Quante newsletter ricevi ogni giorno? Quante ne apri davvero? E una volta aperte, a quante di queste dedichi il tuo tempo? È sufficiente rispondere a queste tre semplici domande, e valutare la propria esperienza personale, per capire quanto questo strumento dalle enormi potenzialità, se non correttamente governato, possa rivelarsi addirittura inefficace.
Come costruire quindi una newsletter che funziona davvero? Mettendo in piedi tutti i mattoncini con grande cura, perché ciascun elemento ha un valore fondamentale dal punto di vista strategico. Nessuno escluso.

Come costruire una newsletter: tutto comincia dalla definizione dell’obiettivo (sì, solo uno)

Il primo punto da affrontare, prima di cominciare a costruire la propria newsletter, è la definizione dell’obiettivo, tenendo conto di tre fondamentali caratteristiche che questo deve sempre avere: deve essere uno, coerente ed evidente.

In generale, quando interagiamo con dei contenuti destinati al web, la nostra attenzione è sempre più effimera. Per tenere alto l’interesse, e spingere le persone ad aver voglia di continuare ad approfondire, è importante quindi rendere chiaro sin da subito qual è l’obiettivo della nostra comunicazione.

Ma soprattutto non possiamo disperdere le nostre opportunità puntando a più obiettivi contemporaneamente, anche potenzialmente conflittuali tra di loro. Una newsletter davvero efficace deve mirare in modo diretto e verticale al risultato che vogliamo raggiungere, e tutta la sua costruzione deve girare intorno a questo elemento.
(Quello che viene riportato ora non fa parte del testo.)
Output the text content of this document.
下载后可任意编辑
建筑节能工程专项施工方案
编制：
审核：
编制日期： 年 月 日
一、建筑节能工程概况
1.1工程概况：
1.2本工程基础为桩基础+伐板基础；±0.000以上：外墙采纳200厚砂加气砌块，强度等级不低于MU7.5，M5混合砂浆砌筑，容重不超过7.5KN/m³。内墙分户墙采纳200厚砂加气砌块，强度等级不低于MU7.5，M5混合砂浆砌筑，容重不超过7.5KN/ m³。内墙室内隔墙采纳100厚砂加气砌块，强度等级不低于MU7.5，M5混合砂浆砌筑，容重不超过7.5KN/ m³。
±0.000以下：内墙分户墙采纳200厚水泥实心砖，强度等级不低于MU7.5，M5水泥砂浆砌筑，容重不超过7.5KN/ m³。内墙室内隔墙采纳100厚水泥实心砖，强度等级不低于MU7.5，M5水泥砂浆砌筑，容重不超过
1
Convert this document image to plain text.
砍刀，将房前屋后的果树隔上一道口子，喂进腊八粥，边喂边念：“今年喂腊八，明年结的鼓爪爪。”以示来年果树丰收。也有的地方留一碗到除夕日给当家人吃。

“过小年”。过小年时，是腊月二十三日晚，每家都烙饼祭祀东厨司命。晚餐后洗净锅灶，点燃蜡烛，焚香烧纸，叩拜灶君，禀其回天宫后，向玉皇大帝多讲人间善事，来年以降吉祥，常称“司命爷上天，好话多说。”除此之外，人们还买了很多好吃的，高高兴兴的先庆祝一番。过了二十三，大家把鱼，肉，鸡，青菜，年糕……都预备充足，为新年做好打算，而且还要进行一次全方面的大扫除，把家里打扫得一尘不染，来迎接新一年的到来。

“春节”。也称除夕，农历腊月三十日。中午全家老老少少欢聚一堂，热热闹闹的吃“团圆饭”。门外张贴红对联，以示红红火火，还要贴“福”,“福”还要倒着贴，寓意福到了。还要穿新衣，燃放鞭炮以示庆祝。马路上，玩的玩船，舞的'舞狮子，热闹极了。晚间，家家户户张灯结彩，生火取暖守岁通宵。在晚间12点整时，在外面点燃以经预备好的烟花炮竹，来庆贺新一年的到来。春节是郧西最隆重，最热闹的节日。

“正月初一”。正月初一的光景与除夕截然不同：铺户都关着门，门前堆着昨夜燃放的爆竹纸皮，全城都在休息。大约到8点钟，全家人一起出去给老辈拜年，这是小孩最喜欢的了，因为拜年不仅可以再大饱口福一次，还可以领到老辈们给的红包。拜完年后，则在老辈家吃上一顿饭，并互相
Ma cosa intendiamo per obiettivo? Non è semplice chiudere tutto dentro categorie predefinite, ma possiamo sicuramente identificare tre macro categorie di obiettivi che possiamo raggiungere grazie a una newsletter ben strutturata:

    • Informare: una newsletter può essere dedicata semplicemente a tenere informati gli utenti su notizie, aggiornamenti, nuovi articoli o attività legate al brand. In questo caso l’obiettivo è creare un rapporto continuativo con gli iscritti, e dare loro continui spunti e approfondimenti per conoscere meglio l’azienda e rappresentarla come un punto di riferimento importante per i temi di cui si occupa. Qui la chiarezza e l’immediatezza sono essenziali. Si tratta infatti di newsletter spesso più lunghe, che richiedono un maggior livello di attenzione. E sta a noi guadagnarcela.
    • Fare branding: non così distante dal punto precedente, ma ha delle specifiche peculiarità. Le newsletter dedicate alla brand awareness sono la base da cui partire per cominciare un’attività di email marketing, soprattutto se si inizia da zero. Qui il lavoro principale è dedicato alla creazione di un’autorevolezza riconosciuta su un mercato fatto anche di competitor che hanno già da tempo integrato attività di digital marketing per migliorare il proprio business. È importante quindi partire dalla definizione del tono di voce, per poi costruire un template grafico realmente rappresentativo del brand, da integrare a tutti gli elementi indispensabili per la buona riuscita della nostra attività.
    • Convertire: una volta conquistato il pubblico, se il nostro obiettivo principe è vendere prodotti o servizi, dobbiamo cominciare a lavorare proprio sulla conversione. Una newsletter dedicata a questo scopo deve avere alcune caratteristiche fondamentali: deve esprimere un’idea di urgenza e scarsità, deve essere chiara e immediata, e deve esprimere a colpo d’occhio la convenienza. Solo così possiamo trasformare gli utenti iscritti in potenziali clienti.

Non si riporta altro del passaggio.